Mzee Okoth, a peasant farmer, says he has been using a single safety pin which he admits he does not even sterilise to extract the fleas from the infected areas to no avail.

“We keep removing but they keep increasing. The more we remove the more aggressive they seem to become. We had almost given up,” he says.
They were once treated before, a few years ago, he says.

Ignorance?
He believes the problem is inherent. “This problem started with my grandmother and her son, my father, who also died of the infestation. It is a family thing,” Mr Okoth says.
He says his grandmother used herbs to treat them, but still the problem persisted.

The problem seems to be endemic in this parish. Just one homestead away in a lone house, Daily Monitor caught up with 84-year-old Simon Obonyo as he sprinkled ash on his wounds.

He says he is in constant pain after his daughter removed the parasites about two weeks ago. Two years ago jiggers burrowed all through his legs up to the knee.

Unending anguish
His legs were saved after a visit to the health centre. Although his legs have healed, his scaly skin bears witness to his agony. He however lost both his small toes to the attack while all that is left of one of his big toes is just a stump. Now the parasite has stricken again.

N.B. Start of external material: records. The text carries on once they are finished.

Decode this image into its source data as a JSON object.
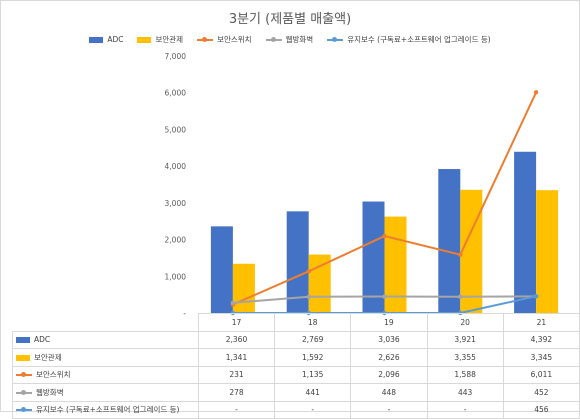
{
  "chart_data": {
    "type": "bar",
    "title": "3분기 (제품별 매출액)",
    "categories": [
      "17",
      "18",
      "19",
      "20",
      "21"
    ],
    "ylim": [
      0,
      7000
    ],
    "yticks": [
      "-",
      "1,000",
      "2,000",
      "3,000",
      "4,000",
      "5,000",
      "6,000",
      "7,000"
    ],
    "grid": false,
    "legend_position": "top",
    "series": [
      {
        "name": "ADC",
        "kind": "bar",
        "color": "#4472c4",
        "values": [
          2360,
          2769,
          3036,
          3921,
          4392
        ],
        "labels": [
          "2,360",
          "2,769",
          "3,036",
          "3,921",
          "4,392"
        ]
      },
      {
        "name": "보안관제",
        "kind": "bar",
        "color": "#ffc000",
        "values": [
          1341,
          1592,
          2626,
          3355,
          3345
        ],
        "labels": [
          "1,341",
          "1,592",
          "2,626",
          "3,355",
          "3,345"
        ]
      },
      {
        "name": "보안스위치",
        "kind": "line",
        "color": "#ed7d31",
        "values": [
          231,
          1135,
          2096,
          1588,
          6011
        ],
        "labels": [
          "231",
          "1,135",
          "2,096",
          "1,588",
          "6,011"
        ]
      },
      {
        "name": "웹방화벽",
        "kind": "line",
        "color": "#a5a5a5",
        "values": [
          278,
          441,
          448,
          443,
          452
        ],
        "labels": [
          "278",
          "441",
          "448",
          "443",
          "452"
        ]
      },
      {
        "name": "유지보수 (구독료+소프트웨어 업그레이드 등)",
        "kind": "line",
        "color": "#5b9bd5",
        "values": [
          0,
          0,
          0,
          0,
          456
        ],
        "labels": [
          "-",
          "-",
          "-",
          "-",
          "456"
        ]
      }
    ]
  }
}
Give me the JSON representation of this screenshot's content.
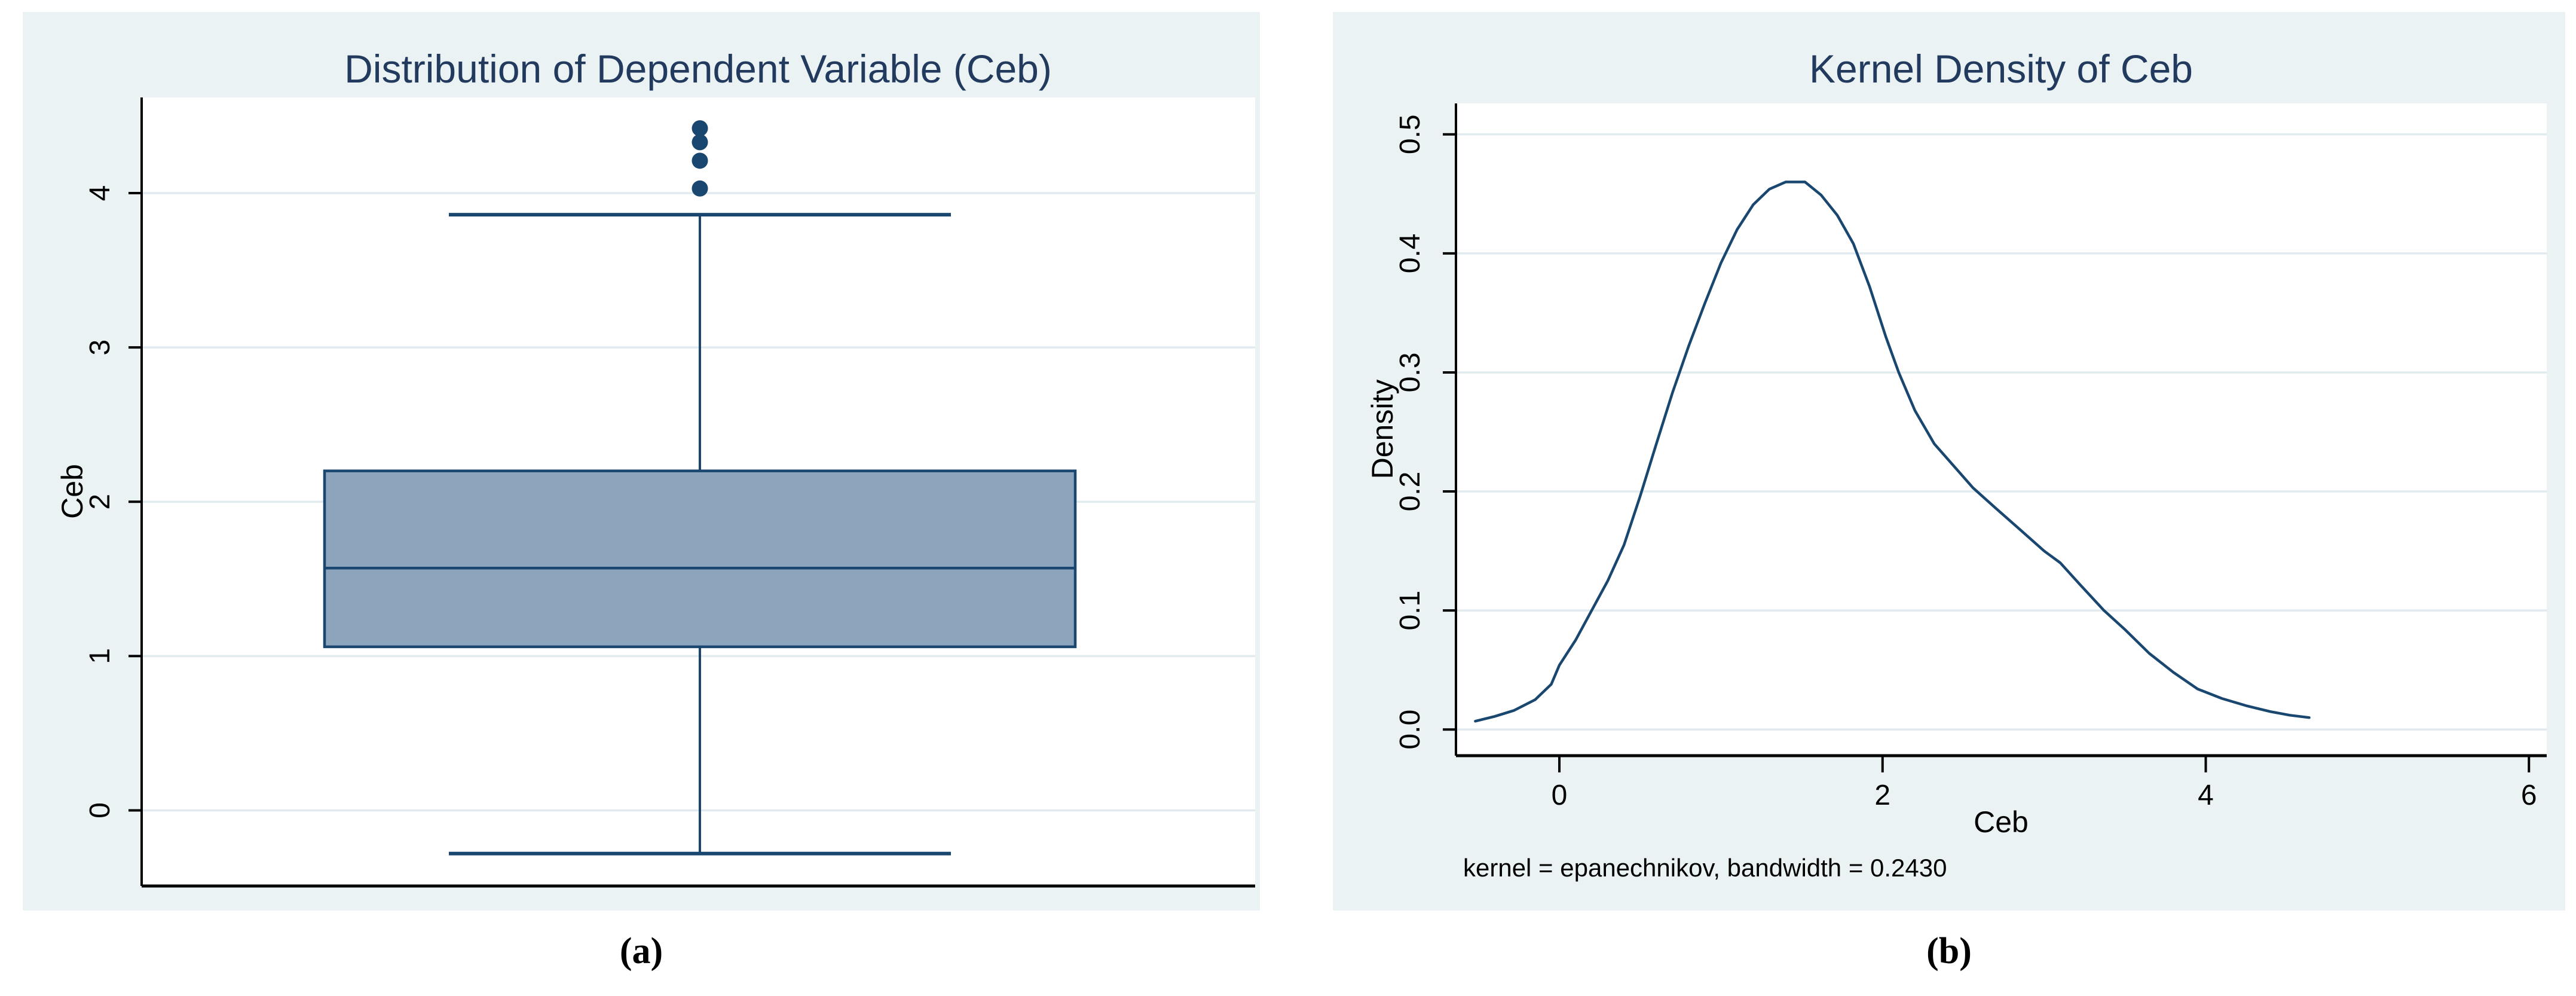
{
  "page": {
    "background": "#ffffff"
  },
  "colors": {
    "panel_bg": "#eaf2f3",
    "plot_bg": "#ffffff",
    "gridline": "#e1ebef",
    "axis": "#000000",
    "tick_label": "#000000",
    "title_text": "#223a5e",
    "line_navy": "#1a476f",
    "box_fill": "#8da4bd"
  },
  "figure_a": {
    "caption": "(a)",
    "title": "Distribution of Dependent Variable (Ceb)",
    "y_axis_title": "Ceb",
    "y_tick_labels": [
      "0",
      "1",
      "2",
      "3",
      "4"
    ]
  },
  "figure_b": {
    "caption": "(b)",
    "title": "Kernel Density of Ceb",
    "x_axis_title": "Ceb",
    "y_axis_title": "Density",
    "x_tick_labels": [
      "0",
      "2",
      "4",
      "6"
    ],
    "y_tick_labels": [
      "0.0",
      "0.1",
      "0.2",
      "0.3",
      "0.4",
      "0.5"
    ],
    "note": "kernel = epanechnikov, bandwidth = 0.2430"
  },
  "chart_data": [
    {
      "id": "ceb-boxplot",
      "type": "box",
      "title": "Distribution of Dependent Variable (Ceb)",
      "ylabel": "Ceb",
      "ylim": [
        -0.49,
        4.62
      ],
      "yticks": [
        0,
        1,
        2,
        3,
        4
      ],
      "grid": true,
      "stats": {
        "lower_whisker": -0.28,
        "q1": 1.06,
        "median": 1.57,
        "q3": 2.2,
        "upper_whisker": 3.86
      },
      "outliers": [
        4.03,
        4.21,
        4.33,
        4.42
      ]
    },
    {
      "id": "ceb-kernel-density",
      "type": "line",
      "title": "Kernel Density of Ceb",
      "xlabel": "Ceb",
      "ylabel": "Density",
      "xlim": [
        -0.64,
        6.11
      ],
      "ylim": [
        -0.022,
        0.526
      ],
      "xticks": [
        0,
        2,
        4,
        6
      ],
      "yticks": [
        0.0,
        0.1,
        0.2,
        0.3,
        0.4,
        0.5
      ],
      "grid": true,
      "legend": "none",
      "note": "kernel = epanechnikov, bandwidth = 0.2430",
      "points": [
        [
          -0.52,
          0.007
        ],
        [
          -0.4,
          0.011
        ],
        [
          -0.28,
          0.016
        ],
        [
          -0.15,
          0.025
        ],
        [
          -0.05,
          0.038
        ],
        [
          0.0,
          0.054
        ],
        [
          0.1,
          0.075
        ],
        [
          0.2,
          0.1
        ],
        [
          0.3,
          0.125
        ],
        [
          0.4,
          0.155
        ],
        [
          0.5,
          0.196
        ],
        [
          0.6,
          0.24
        ],
        [
          0.7,
          0.283
        ],
        [
          0.8,
          0.322
        ],
        [
          0.9,
          0.358
        ],
        [
          1.0,
          0.392
        ],
        [
          1.1,
          0.42
        ],
        [
          1.2,
          0.441
        ],
        [
          1.3,
          0.454
        ],
        [
          1.4,
          0.46
        ],
        [
          1.52,
          0.46
        ],
        [
          1.62,
          0.449
        ],
        [
          1.72,
          0.432
        ],
        [
          1.82,
          0.408
        ],
        [
          1.92,
          0.372
        ],
        [
          2.02,
          0.33
        ],
        [
          2.1,
          0.3
        ],
        [
          2.2,
          0.268
        ],
        [
          2.32,
          0.24
        ],
        [
          2.45,
          0.22
        ],
        [
          2.56,
          0.203
        ],
        [
          2.7,
          0.186
        ],
        [
          2.85,
          0.168
        ],
        [
          3.0,
          0.15
        ],
        [
          3.1,
          0.14
        ],
        [
          3.22,
          0.122
        ],
        [
          3.37,
          0.1
        ],
        [
          3.5,
          0.084
        ],
        [
          3.65,
          0.064
        ],
        [
          3.8,
          0.048
        ],
        [
          3.95,
          0.034
        ],
        [
          4.1,
          0.026
        ],
        [
          4.25,
          0.02
        ],
        [
          4.4,
          0.015
        ],
        [
          4.52,
          0.012
        ],
        [
          4.64,
          0.01
        ]
      ]
    }
  ]
}
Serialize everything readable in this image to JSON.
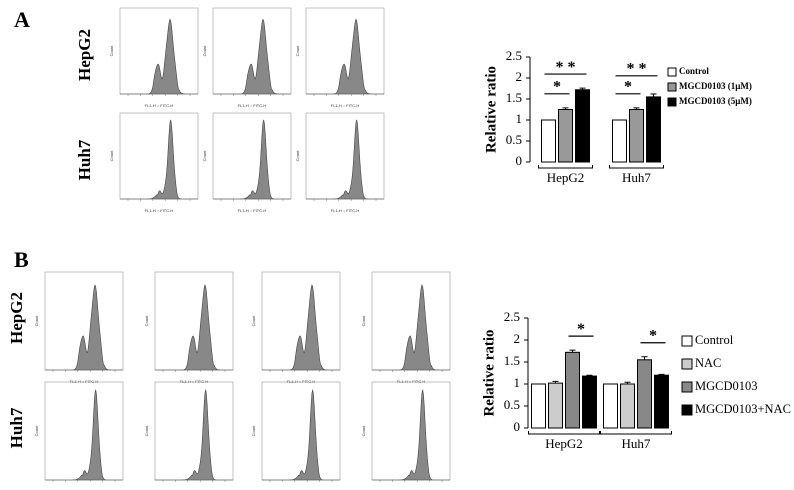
{
  "panels": [
    {
      "label": "A",
      "rows": [
        "HepG2",
        "Huh7"
      ]
    },
    {
      "label": "B",
      "rows": [
        "HepG2",
        "Huh7"
      ]
    }
  ],
  "histogram": {
    "x_label": "FL1-H :: FITC-H",
    "y_label": "Count"
  },
  "chart_data": [
    {
      "type": "bar",
      "y_label": "Relative ratio",
      "categories": [
        "HepG2",
        "Huh7"
      ],
      "ylim": [
        0,
        2.5
      ],
      "yticks": [
        0,
        0.5,
        1,
        1.5,
        2,
        2.5
      ],
      "series": [
        {
          "name": "Control",
          "color": "#ffffff",
          "values": [
            1,
            1
          ],
          "errors": [
            0,
            0
          ]
        },
        {
          "name": "MGCD0103 (1μM)",
          "color": "#999999",
          "values": [
            1.25,
            1.25
          ],
          "errors": [
            0.04,
            0.04
          ]
        },
        {
          "name": "MGCD0103 (5μM)",
          "color": "#000000",
          "values": [
            1.72,
            1.55
          ],
          "errors": [
            0.04,
            0.07
          ]
        }
      ],
      "annotations": [
        {
          "text": "*",
          "category": "HepG2",
          "from": "Control",
          "to": "MGCD0103 (1μM)"
        },
        {
          "text": "* *",
          "category": "HepG2",
          "from": "Control",
          "to": "MGCD0103 (5μM)"
        },
        {
          "text": "*",
          "category": "Huh7",
          "from": "Control",
          "to": "MGCD0103 (1μM)"
        },
        {
          "text": "* *",
          "category": "Huh7",
          "from": "Control",
          "to": "MGCD0103 (5μM)"
        }
      ]
    },
    {
      "type": "bar",
      "y_label": "Relative ratio",
      "categories": [
        "HepG2",
        "Huh7"
      ],
      "ylim": [
        0,
        2.5
      ],
      "yticks": [
        0,
        0.5,
        1,
        1.5,
        2,
        2.5
      ],
      "series": [
        {
          "name": "Control",
          "color": "#ffffff",
          "values": [
            1,
            1
          ],
          "errors": [
            0,
            0
          ]
        },
        {
          "name": "NAC",
          "color": "#cccccc",
          "values": [
            1.02,
            1.0
          ],
          "errors": [
            0.04,
            0.04
          ]
        },
        {
          "name": "MGCD0103",
          "color": "#888888",
          "values": [
            1.72,
            1.55
          ],
          "errors": [
            0.05,
            0.07
          ]
        },
        {
          "name": "MGCD0103+NAC",
          "color": "#000000",
          "values": [
            1.18,
            1.2
          ],
          "errors": [
            0.02,
            0.02
          ]
        }
      ],
      "annotations": [
        {
          "text": "*",
          "category": "HepG2",
          "from": "MGCD0103",
          "to": "MGCD0103+NAC"
        },
        {
          "text": "*",
          "category": "Huh7",
          "from": "MGCD0103",
          "to": "MGCD0103+NAC"
        }
      ]
    }
  ]
}
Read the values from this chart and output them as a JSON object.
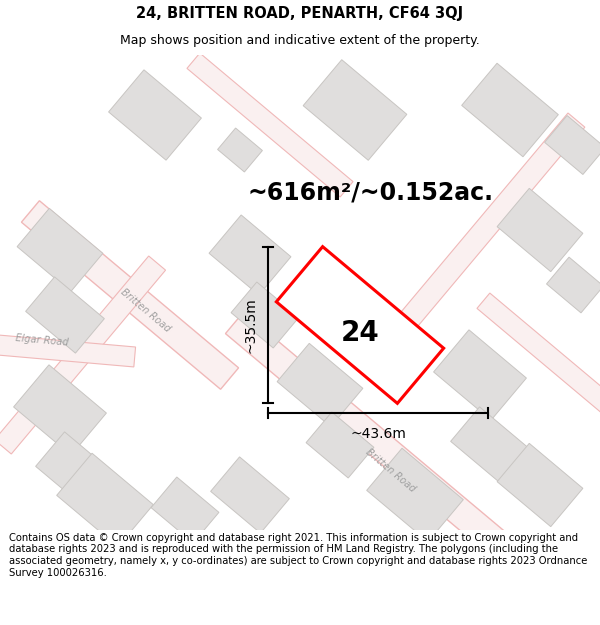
{
  "title": "24, BRITTEN ROAD, PENARTH, CF64 3QJ",
  "subtitle": "Map shows position and indicative extent of the property.",
  "area_text": "~616m²/~0.152ac.",
  "number_label": "24",
  "dim_width": "~43.6m",
  "dim_height": "~35.5m",
  "footer": "Contains OS data © Crown copyright and database right 2021. This information is subject to Crown copyright and database rights 2023 and is reproduced with the permission of HM Land Registry. The polygons (including the associated geometry, namely x, y co-ordinates) are subject to Crown copyright and database rights 2023 Ordnance Survey 100026316.",
  "map_bg": "#f7f6f4",
  "road_stroke": "#f0b8b8",
  "road_fill": "#faf0f0",
  "building_face": "#e0dedd",
  "building_edge": "#c8c5c2",
  "plot_edge": "#ff0000",
  "plot_fill": "#ffffff",
  "title_fontsize": 10.5,
  "subtitle_fontsize": 9,
  "area_fontsize": 17,
  "number_fontsize": 20,
  "dim_fontsize": 10,
  "road_label_fontsize": 7,
  "footer_fontsize": 7.2
}
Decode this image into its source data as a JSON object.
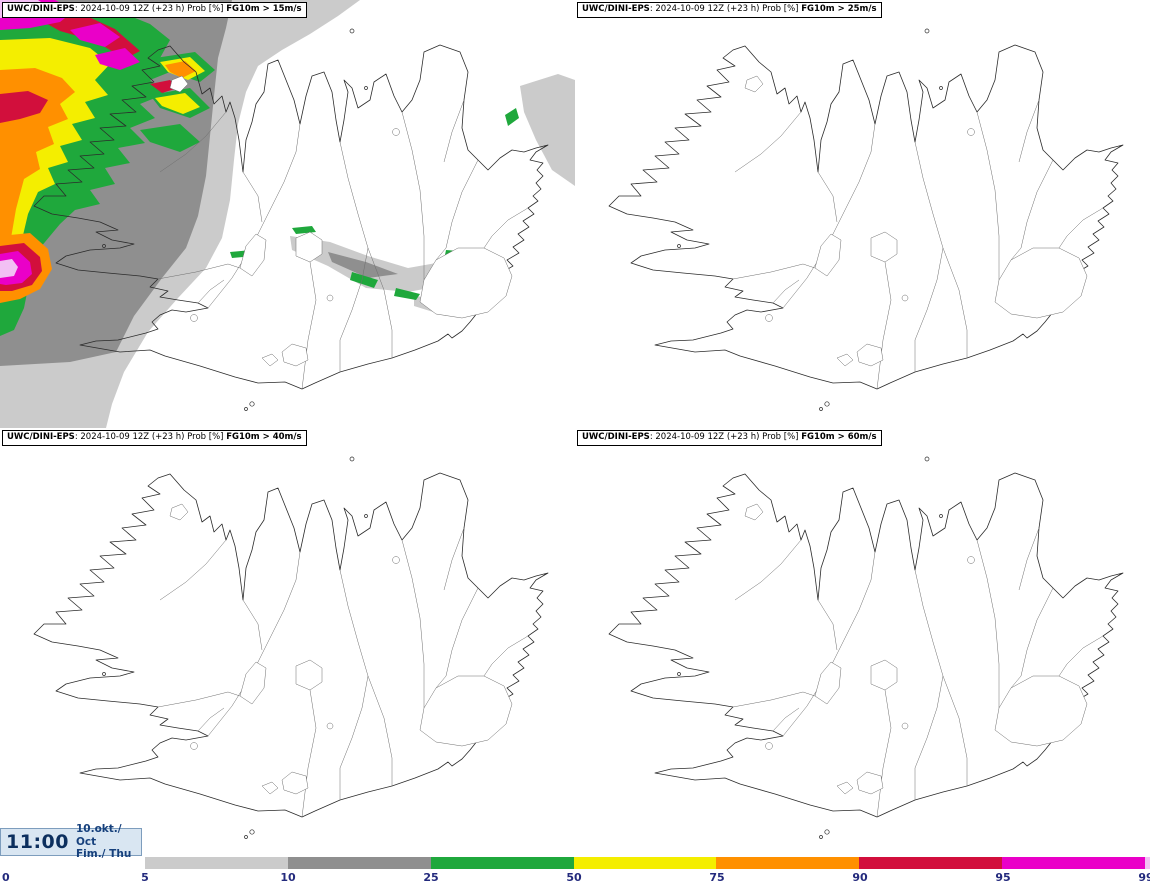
{
  "app": {
    "product": "UWC/DINI-EPS"
  },
  "panels": [
    {
      "brand": "UWC/DINI-EPS",
      "meta": ": 2024-10-09 12Z (+23 h) Prob [%] ",
      "threshold": "FG10m > 15m/s"
    },
    {
      "brand": "UWC/DINI-EPS",
      "meta": ": 2024-10-09 12Z (+23 h) Prob [%] ",
      "threshold": "FG10m > 25m/s"
    },
    {
      "brand": "UWC/DINI-EPS",
      "meta": ": 2024-10-09 12Z (+23 h) Prob [%] ",
      "threshold": "FG10m > 40m/s"
    },
    {
      "brand": "UWC/DINI-EPS",
      "meta": ": 2024-10-09 12Z (+23 h) Prob [%] ",
      "threshold": "FG10m > 60m/s"
    }
  ],
  "footer": {
    "time": "11:00",
    "date": "10.okt./ Oct",
    "day": "Fim./ Thu",
    "legend": {
      "labels": [
        "0",
        "5",
        "10",
        "25",
        "50",
        "75",
        "90",
        "95",
        "99"
      ],
      "colors": [
        "#cbcbcb",
        "#8f8f8f",
        "#1fa83c",
        "#f4ee00",
        "#ff9000",
        "#d20f3c",
        "#ea00c8",
        "#f2c0f4"
      ]
    }
  }
}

In Nansaga, just a few kilometres away, 73-year old Kwaturila Namukose’s family is no different. His wife, Esther Namukose, 61, says since she got married to the home, she has never seen her husband without jiggers.

The home is also infested with bedbugs and chicken fleas.
“The problem has gotten worse with time but he can’t keep at home. He now crawls to go and drink (the local potent gin),” she says with a contemptuous expression on her face.

The man has been nursing jiggers for the last so many years without proper medical care and he is becoming a menace to the household.
“I have never seen that man without jiggers. They say he is bewitched,” Mr Hassan Isabirye a neighbour of the Namukoses, says. Most of his neighbours have moved.

At lunch time, Daily Monitor watches as Ms Namukose feeds her ailing nine-month-old grandson using her bare fingers. Despite them being very dirty she continues pressing the baby’s food between her fingers and then pushing it into its mouth.

Perturbed, we ask the area woman district councillor, Robinah Namukose with whom we visit the homes why they (community leaders) had failed to sensitise the community on simple hygiene that could abate the problem.
To which she retorts, “When you tell them they need to bathe and maintain cleanliness around their homes, they say you are abusing them and that they will not give you their vote the next time round.”

The issue last elicited such magnitude of debate in June 2008 when a family of five was admitted to Kakira Health Centre in Jinja.
Then, parliamentarians considered the possibility of arresting people infested with jigger-fleas, arguing that the affected were flouting public health laws.